On the plus side, HK taxis are cheap and a 45-minute trip will cost around $300. However, upon arrival at your destination YOUR DRIVER WILL ADD TOLL CHARGES AND BAGS HANDLING TO THE AMOUNT. This is OK and perfectly legit. Depending on the tunnel you take, expect another $100 or so.

Before your trip to HK, check out the airport site or taxi fare calculators to get an idea of the distance and likely cost from the airport in order to avoid surprises. There have been stories about unscrupulous drivers taking advantage of tourists, but they are few.

One other piece of advice about taxis … don’t tip. You can round up to the nearest five, but put aside your qualms about the 10% or 15% thing and know that a tip is not expected.

  • The Airport Express is fantastically efficient, especially going to the airport. Both Hong Kong Station and Kowloon Station offer check-in services, which means you can check your bags there, get your boarding pass, and travel easily to the airport. This does not apply to people flying to the US who must check in at the airport.

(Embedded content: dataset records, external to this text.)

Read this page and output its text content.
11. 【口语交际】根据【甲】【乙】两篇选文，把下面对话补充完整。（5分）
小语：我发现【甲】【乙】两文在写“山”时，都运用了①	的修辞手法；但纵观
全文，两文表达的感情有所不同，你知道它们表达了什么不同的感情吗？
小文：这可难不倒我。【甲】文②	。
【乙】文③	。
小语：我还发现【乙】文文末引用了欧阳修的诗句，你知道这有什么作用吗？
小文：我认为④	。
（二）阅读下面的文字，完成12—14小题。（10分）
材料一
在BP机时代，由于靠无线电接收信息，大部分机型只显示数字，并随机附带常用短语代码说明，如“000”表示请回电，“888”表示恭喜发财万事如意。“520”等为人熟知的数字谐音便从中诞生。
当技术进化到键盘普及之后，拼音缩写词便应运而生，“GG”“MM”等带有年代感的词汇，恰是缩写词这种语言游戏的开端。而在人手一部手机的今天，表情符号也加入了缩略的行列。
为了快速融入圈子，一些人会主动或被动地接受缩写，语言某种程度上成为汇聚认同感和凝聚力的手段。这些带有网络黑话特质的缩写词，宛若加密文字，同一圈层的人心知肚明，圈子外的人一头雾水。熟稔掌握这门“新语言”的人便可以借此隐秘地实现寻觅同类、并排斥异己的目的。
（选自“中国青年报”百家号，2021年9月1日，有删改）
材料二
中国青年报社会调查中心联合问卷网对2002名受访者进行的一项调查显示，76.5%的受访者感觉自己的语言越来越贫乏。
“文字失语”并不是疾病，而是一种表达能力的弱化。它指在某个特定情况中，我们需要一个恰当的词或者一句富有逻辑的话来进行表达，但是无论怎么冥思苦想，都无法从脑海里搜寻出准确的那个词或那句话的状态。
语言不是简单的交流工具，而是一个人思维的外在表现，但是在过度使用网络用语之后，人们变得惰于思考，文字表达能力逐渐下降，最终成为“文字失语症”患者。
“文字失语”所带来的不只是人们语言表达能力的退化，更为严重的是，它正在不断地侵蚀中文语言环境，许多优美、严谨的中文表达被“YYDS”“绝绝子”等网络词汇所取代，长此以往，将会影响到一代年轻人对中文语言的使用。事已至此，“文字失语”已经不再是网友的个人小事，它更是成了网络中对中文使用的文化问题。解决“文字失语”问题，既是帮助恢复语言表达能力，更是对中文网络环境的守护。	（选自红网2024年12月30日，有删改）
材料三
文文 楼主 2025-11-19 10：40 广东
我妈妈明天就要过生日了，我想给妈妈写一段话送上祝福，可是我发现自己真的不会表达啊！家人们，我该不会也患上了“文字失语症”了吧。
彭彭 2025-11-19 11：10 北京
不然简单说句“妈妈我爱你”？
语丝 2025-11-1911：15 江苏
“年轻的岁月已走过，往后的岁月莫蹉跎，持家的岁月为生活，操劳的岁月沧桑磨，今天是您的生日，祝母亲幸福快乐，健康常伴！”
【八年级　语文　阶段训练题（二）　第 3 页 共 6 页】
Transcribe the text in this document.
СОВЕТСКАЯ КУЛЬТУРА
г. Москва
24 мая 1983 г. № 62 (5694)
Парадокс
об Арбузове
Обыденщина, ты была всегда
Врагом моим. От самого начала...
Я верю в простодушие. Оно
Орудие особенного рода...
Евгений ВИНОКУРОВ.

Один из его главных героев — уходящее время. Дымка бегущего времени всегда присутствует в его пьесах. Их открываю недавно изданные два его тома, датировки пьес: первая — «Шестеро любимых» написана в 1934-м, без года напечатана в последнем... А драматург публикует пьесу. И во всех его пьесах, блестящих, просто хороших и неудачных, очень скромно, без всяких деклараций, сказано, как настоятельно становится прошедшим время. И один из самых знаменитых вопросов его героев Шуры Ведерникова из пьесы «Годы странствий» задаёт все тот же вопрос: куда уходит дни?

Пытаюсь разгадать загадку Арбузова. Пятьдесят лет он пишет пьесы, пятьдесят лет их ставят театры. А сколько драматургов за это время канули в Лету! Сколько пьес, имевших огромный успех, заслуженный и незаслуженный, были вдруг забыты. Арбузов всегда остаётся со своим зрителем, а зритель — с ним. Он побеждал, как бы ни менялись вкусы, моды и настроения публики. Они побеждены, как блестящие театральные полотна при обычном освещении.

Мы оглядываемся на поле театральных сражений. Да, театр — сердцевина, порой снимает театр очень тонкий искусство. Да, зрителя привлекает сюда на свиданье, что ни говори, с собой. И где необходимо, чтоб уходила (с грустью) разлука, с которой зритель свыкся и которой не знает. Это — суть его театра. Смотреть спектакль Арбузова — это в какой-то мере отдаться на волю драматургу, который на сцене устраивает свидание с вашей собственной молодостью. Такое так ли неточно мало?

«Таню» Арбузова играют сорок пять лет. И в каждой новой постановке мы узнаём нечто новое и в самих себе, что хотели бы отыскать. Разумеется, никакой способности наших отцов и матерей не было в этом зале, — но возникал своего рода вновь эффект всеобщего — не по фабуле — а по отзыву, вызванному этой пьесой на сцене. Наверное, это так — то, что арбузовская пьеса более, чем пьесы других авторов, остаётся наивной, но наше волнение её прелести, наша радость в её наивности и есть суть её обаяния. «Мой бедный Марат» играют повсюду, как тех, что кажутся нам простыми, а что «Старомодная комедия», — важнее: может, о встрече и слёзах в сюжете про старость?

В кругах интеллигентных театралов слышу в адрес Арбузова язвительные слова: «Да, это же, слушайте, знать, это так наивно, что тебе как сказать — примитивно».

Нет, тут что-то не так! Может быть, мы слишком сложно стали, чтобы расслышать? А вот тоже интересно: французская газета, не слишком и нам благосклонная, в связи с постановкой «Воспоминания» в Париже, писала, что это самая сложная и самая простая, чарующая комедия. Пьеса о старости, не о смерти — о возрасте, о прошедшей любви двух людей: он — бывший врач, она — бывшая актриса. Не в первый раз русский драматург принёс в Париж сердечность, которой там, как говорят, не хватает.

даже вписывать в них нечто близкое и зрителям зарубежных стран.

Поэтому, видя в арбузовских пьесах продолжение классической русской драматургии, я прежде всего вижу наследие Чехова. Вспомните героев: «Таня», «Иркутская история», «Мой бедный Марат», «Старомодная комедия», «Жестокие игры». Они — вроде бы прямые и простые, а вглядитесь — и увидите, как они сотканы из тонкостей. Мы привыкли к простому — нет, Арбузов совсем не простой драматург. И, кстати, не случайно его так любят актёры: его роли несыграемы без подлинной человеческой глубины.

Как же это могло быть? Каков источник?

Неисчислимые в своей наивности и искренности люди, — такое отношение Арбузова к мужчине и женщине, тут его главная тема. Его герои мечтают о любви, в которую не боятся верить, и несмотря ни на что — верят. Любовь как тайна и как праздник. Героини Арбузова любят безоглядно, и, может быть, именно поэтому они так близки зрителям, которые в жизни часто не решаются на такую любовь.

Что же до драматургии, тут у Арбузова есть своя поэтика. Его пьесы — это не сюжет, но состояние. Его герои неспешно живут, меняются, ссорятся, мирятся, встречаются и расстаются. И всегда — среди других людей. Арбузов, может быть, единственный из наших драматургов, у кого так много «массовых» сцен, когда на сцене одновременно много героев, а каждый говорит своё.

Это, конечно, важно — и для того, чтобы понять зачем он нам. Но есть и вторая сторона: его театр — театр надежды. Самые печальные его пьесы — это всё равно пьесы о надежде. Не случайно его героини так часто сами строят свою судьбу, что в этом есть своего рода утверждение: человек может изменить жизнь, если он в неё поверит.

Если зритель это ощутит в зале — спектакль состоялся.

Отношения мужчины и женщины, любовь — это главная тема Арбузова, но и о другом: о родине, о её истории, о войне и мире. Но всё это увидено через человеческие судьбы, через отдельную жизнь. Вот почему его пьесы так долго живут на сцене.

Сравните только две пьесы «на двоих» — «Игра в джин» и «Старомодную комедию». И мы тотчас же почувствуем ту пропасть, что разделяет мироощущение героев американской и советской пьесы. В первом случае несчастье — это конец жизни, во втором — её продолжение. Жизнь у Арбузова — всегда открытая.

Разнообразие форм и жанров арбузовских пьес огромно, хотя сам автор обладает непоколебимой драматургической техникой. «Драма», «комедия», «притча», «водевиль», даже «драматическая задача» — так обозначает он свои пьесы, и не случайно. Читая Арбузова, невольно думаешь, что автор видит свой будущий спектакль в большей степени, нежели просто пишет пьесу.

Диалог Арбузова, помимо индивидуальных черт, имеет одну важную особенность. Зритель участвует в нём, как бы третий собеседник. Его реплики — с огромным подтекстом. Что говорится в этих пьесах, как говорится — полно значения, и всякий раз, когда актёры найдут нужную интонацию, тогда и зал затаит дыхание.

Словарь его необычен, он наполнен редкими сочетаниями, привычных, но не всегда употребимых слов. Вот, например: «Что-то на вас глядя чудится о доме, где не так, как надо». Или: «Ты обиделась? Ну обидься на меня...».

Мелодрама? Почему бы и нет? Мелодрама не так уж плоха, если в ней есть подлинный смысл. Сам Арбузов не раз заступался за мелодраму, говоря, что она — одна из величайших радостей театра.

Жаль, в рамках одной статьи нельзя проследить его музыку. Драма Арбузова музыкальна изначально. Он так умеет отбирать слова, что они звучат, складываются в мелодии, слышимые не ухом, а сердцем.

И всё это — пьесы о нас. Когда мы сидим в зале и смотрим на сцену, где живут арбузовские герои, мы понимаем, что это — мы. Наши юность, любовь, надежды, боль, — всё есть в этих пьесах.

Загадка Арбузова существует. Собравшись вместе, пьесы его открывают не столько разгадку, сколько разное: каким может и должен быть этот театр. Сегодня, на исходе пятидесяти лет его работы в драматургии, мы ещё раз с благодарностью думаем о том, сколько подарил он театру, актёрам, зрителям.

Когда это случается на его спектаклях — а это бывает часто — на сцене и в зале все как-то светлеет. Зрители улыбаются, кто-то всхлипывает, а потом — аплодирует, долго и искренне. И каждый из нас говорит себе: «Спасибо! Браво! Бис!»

A couple of other tips for visitors … at restaurants, you don’t have to discreetly catch the eye of your server. You just put your hand up and someone will come. I love this system. And when you are exploring the city, look up. You will frequently come to intersections where you cannot cross the street. Don’t despair. Look up and you will see an overpass nearby. Head for that, keeping an eye out for the stairs leading up to it and you will get safely across to the other side. And then, enjoy your time in Hong Kong!!